С мамой они так и не встретились. Когда отец был в Москве, она еще лежала в больнице после несчастного случая. Я не хотела ее волновать. Мне казалось, она всю жизнь любила его одного…
Писательский дом в Лаврушинском по престижности мог сравниться разве что со знаменитым правительственным домом на набережной, описанным Юрием Трифоновым. Здесь предоставляли квартиры только тем, кто имел большие заслуги перед литературой и государством. Это были особо привилегированные писатели. Во всяком случае, так мне казалось. В Лаврушинском жили Владимир Луговской, Илья Сельвинский, Константин Паустовский, Николай Погодин, Вениамин Каверин, Валентин Катаев, Маргарита Алигер, Агния Барто, Павел Нилин, Константин Федин, Степан Щипачев, Михаил Бубеннов. Всех не перечесть…
Многие из них имели литфондовские дачи в Переделкине — это тоже считалось знаком особого отличия. Некоторые были прикреплены к Кремлевской спецполиклинике и больнице, к «цековской» столовой и спецраспределителю, в котором прекрасные продукты, недоступные простым смертным, оплачивались наполовину. Одним словом, дом был элитный, живший особой жизнью, скрытой от посторонних глаз…
Во дворе был разбит красивый, всегда ухоженный сквер. Дети гуляли с няньками. В детский сад почти никого не отдавали. Но рядом с нашим домом стояли деревянные бараки, построенные еще во время войны. В основном в них жили татары — люди бедные. Дети напоминали голодных волчат. Писательским чадам с ними играть не разрешали.

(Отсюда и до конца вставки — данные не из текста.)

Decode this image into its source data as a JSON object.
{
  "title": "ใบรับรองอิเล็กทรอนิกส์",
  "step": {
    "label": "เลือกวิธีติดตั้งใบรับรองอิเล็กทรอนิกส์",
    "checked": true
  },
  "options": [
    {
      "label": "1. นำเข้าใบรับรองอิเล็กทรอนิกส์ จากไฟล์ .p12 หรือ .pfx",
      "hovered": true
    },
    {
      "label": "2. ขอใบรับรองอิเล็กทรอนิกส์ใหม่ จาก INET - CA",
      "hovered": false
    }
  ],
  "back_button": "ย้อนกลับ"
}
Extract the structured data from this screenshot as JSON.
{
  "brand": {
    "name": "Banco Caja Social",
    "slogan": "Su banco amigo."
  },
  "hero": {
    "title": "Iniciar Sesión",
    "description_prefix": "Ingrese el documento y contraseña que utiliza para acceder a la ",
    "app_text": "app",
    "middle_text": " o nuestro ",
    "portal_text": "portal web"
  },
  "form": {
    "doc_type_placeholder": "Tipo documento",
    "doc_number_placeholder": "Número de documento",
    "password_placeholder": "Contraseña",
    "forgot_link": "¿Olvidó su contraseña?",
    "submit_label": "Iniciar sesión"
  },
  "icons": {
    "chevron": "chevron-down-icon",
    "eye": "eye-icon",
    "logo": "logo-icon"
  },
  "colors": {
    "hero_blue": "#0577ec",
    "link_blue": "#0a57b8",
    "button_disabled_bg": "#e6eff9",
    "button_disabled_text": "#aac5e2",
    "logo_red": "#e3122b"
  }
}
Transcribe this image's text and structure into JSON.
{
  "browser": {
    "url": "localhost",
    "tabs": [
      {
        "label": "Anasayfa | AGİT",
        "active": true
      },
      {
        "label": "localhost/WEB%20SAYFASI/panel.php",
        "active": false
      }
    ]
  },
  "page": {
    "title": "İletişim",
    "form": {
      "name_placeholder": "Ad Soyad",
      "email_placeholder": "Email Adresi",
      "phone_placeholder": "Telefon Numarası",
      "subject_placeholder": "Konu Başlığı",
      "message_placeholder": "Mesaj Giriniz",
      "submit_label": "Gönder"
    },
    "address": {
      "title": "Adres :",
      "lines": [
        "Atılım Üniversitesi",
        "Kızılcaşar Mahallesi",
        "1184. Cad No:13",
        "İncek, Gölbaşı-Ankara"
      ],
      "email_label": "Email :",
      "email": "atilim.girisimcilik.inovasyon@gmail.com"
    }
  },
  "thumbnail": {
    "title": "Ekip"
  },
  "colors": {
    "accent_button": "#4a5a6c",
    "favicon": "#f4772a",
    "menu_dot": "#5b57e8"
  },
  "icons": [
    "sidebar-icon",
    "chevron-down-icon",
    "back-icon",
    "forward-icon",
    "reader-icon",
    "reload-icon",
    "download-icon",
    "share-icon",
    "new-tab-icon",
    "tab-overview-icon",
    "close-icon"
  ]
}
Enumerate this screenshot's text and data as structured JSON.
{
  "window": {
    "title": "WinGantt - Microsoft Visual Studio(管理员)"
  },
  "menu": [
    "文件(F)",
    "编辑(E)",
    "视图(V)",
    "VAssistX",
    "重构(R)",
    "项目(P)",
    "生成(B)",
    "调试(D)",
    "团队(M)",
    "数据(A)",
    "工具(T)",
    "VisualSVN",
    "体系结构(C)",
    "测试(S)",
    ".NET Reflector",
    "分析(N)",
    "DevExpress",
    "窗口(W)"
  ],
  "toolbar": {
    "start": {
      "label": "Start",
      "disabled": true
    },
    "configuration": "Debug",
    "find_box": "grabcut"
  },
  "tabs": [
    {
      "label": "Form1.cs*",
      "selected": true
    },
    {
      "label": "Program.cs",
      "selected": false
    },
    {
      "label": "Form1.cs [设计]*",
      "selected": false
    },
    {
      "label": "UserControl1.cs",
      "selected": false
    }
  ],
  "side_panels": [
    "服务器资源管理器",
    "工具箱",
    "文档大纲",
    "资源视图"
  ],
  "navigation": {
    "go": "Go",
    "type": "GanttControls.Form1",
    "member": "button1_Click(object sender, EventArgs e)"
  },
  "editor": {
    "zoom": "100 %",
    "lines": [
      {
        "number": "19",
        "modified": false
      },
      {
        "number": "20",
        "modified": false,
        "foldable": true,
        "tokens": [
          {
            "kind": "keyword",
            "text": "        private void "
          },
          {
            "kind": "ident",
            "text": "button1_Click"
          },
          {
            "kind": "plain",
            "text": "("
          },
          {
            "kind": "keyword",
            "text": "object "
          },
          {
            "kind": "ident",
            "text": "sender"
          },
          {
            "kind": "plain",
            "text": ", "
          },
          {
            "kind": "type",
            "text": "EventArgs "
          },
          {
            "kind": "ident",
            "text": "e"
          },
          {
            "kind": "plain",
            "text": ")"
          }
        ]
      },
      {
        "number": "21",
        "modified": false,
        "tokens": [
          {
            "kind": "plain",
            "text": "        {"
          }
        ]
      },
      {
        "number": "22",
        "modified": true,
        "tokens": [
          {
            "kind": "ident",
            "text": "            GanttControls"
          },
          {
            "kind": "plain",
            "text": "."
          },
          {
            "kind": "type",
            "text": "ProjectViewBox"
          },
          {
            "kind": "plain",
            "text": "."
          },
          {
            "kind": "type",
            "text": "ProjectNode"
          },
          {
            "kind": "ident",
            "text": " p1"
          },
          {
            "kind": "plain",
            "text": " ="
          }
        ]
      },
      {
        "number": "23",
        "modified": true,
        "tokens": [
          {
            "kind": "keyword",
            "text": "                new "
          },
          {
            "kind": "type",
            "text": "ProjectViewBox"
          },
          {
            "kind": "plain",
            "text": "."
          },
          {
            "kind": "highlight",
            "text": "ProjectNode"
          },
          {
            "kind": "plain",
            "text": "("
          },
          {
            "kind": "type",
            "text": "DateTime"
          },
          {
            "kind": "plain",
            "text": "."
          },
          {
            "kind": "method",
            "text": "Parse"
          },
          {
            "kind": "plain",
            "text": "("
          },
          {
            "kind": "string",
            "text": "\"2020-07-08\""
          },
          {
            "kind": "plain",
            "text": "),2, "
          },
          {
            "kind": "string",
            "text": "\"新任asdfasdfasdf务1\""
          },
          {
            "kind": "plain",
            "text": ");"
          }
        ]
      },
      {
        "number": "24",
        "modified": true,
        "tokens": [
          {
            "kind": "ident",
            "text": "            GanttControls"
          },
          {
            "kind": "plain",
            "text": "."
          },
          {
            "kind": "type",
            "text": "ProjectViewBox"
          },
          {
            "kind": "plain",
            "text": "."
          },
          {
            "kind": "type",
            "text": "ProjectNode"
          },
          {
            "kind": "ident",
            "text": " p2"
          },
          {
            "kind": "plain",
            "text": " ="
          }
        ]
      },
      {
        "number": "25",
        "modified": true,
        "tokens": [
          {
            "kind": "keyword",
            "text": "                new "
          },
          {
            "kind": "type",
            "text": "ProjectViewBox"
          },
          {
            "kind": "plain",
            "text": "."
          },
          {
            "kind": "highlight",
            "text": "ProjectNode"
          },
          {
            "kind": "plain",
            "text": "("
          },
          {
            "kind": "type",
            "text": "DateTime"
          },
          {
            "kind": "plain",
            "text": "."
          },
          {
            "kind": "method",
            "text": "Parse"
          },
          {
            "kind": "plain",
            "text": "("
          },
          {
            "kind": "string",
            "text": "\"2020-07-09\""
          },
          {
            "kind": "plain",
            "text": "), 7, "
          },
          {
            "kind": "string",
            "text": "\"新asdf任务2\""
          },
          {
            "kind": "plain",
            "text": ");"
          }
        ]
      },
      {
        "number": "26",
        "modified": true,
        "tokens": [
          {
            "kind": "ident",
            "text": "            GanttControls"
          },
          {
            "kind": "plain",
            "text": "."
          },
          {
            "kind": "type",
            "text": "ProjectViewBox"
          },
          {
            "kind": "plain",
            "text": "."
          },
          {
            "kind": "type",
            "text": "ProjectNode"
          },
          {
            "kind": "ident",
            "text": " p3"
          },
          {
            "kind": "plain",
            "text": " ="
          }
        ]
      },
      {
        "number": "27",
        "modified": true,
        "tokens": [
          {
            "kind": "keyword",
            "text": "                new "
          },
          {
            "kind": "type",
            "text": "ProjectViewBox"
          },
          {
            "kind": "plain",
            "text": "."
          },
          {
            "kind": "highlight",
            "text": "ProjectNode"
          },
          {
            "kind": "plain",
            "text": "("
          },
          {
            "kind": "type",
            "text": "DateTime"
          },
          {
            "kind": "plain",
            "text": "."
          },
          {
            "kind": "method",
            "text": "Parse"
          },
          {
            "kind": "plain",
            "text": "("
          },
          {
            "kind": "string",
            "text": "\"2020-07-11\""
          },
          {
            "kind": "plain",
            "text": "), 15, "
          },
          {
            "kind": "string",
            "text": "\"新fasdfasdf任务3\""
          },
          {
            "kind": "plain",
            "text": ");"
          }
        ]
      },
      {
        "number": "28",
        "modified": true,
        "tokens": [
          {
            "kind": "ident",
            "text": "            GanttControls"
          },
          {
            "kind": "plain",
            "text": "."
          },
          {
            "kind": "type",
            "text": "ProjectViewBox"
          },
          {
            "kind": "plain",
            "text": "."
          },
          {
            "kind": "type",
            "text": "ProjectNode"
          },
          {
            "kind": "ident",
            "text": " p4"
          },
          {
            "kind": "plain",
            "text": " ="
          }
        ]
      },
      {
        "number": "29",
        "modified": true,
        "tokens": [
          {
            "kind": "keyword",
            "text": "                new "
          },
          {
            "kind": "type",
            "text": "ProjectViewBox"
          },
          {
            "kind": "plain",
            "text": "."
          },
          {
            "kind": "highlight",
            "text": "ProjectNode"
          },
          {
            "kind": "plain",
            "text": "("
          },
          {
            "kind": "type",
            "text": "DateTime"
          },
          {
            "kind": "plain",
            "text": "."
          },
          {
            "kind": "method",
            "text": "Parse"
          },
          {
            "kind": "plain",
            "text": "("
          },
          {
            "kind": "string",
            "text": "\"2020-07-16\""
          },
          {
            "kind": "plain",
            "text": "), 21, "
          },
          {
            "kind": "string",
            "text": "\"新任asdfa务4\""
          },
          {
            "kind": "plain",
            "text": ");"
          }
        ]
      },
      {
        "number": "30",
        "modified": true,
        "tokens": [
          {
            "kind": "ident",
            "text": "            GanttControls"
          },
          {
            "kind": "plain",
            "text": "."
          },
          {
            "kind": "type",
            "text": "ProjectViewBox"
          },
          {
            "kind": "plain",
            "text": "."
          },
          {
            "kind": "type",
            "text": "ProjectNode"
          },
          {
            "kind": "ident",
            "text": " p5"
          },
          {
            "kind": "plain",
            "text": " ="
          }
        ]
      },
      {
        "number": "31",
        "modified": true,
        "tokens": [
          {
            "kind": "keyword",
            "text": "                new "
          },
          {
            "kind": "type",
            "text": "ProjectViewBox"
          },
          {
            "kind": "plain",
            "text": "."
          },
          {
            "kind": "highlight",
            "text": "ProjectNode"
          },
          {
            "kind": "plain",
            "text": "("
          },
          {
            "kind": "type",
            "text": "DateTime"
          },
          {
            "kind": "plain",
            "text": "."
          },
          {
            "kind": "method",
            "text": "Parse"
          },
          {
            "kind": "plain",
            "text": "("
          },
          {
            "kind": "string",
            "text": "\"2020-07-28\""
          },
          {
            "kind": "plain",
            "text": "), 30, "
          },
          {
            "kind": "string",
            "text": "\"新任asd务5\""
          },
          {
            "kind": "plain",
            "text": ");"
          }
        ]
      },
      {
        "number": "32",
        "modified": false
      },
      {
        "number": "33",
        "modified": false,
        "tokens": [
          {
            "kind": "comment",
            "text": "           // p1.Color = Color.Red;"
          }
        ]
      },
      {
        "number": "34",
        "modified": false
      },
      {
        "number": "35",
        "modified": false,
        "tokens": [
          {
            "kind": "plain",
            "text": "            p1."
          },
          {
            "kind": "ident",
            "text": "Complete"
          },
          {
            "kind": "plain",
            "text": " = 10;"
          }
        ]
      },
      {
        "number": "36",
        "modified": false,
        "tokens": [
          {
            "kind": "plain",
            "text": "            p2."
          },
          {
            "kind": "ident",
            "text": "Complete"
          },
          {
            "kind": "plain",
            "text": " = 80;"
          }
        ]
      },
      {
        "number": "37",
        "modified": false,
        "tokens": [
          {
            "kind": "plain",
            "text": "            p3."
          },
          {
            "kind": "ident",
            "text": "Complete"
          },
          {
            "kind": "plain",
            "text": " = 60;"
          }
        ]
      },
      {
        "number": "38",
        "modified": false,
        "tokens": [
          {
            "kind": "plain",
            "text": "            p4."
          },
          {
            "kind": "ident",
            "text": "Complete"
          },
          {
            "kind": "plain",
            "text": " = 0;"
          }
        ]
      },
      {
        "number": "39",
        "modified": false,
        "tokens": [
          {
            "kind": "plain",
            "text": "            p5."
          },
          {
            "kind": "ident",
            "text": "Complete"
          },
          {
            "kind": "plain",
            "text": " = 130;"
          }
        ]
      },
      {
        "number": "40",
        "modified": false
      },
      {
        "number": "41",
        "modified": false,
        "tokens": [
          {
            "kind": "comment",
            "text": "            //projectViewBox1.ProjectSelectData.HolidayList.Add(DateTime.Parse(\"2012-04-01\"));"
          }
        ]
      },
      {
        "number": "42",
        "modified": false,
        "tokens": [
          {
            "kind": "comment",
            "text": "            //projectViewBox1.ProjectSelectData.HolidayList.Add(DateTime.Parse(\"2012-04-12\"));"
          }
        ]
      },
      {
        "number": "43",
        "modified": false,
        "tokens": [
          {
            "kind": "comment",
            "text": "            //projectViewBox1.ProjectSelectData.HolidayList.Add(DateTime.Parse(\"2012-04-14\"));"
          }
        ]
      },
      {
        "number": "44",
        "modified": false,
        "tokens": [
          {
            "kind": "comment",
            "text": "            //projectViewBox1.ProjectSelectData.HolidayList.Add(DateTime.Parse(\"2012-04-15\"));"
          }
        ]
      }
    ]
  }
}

У нас тоже была няня и домработница одновременно — Евдокия Ивановна. Дети звали ее бабой Дуней. Практически она была членом нашей семьи. Дочь Люба говорит, что она уже в детстве, живя в доме в Лаврушинском, поняла, что существует неравенство. В писательских семьях, как правило, было по две домработницы. Многие писательские семьи уговаривали бабу Дуню перейти к ним, сулили ей большие деньги. Но она до конца своих дней оставалась с нами. Водила Любу в музыкальную школу, когда ей еще не было и пяти лет. Баба Дуня была безграмотной, но записывала за педагогом все ноты и пыталась объяснить Любе.
Конечно, я мало уделяла внимания детям. Дни и ночи проводила в больнице. Когда Люба говорит сегодня, что мы тоже относились к элите, я возражаю:
— Я и твой отец — мы всегда очень много работали. Мы всего добились сами. Вспомни, я и дома работала, приходя из больницы: или шила, или вышивала. Руки разрабатывала. Ведь я же хирург…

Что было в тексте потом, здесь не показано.